Google recently began using a large-scale artificial intelligence model it calls MUM -- short for multitask unified model -- which it announced in May 2021.
It’s a more powerful language than BERT, short for Bidirectional Encoder Representations from Transformers, because it’s based on the T5 architecture and is capable of doing much more. It provides a deeper understanding to many search queries. BERT also was Google’s first experiment with the technology.
With it, the company aims to improve its search relevance through the RankBrain tool. For starters, it is not limited to text. It’s multimodal, so it also can use video and images as inputs.
Pandu Nayak, Google Fellow and vice president of search, explained how it works during the Google I/O conference in May.
“It’s pushing the boundaries of natural-language understanding,” Nayak said.
Trained across 75 different languages and multiple modalities simultaneously, MUM has the potential to transform the way people search and understand content and context.
Google first developed the technique in 2018, but its “dramatic demonstration came with last year’s GPT-3, a system developed by OpenAI that shocked many in the AI world with its ability to generate large blocks of coherent-sounding text,” according to the Financial Times.
The first uses of MUM, explains FT, focused on search tasks like ranking, classifying information, or extracting answers from text.
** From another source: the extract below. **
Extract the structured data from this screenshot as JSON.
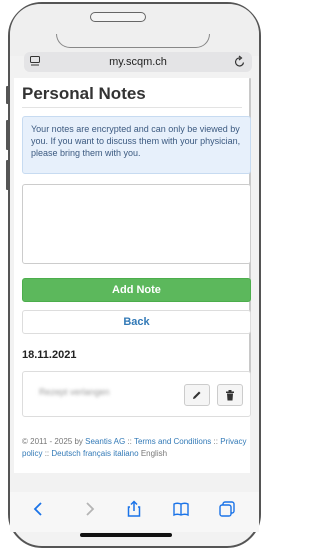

But it’s difficult to measure the search results objectively, and equality difficult to judge the impact of efforts like the one Google took with MUM. It’s not clear if similar technology has lived up to the expectations.
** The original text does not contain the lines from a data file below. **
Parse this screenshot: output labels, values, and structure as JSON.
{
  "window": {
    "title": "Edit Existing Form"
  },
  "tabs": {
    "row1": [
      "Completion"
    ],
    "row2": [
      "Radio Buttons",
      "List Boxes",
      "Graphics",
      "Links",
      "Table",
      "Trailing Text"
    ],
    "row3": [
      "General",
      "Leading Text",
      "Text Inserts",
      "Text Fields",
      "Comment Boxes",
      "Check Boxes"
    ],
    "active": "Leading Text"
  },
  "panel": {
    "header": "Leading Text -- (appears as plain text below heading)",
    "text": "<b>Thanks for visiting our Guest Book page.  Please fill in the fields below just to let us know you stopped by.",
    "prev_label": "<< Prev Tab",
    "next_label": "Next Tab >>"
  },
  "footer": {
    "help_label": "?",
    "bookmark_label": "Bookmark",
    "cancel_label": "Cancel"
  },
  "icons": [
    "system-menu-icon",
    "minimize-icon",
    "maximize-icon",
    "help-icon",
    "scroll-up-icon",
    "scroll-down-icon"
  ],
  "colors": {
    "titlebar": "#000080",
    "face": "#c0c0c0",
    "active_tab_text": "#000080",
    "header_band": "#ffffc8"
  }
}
Greg Sterling, vice president of market insights at Uberall, told the FT that “many search users will have failed to notice much improvement, and that product searches in particular remain highly frustrating.”
Google denies it, but the FT brings up an interesting point. As Google further develops sophisticated search technology to distill multiple searches into one result will it reduce even more traffic Google sends to other websites, something it's been working on for years. It already is under scrutiny by regulators worldwide for favoring its own technology.
Reducing the number of searches required to answer a query could reduce the number of ads served per person per session. Improving the relevance of the ad also could reduce the number required to trigger the purchase.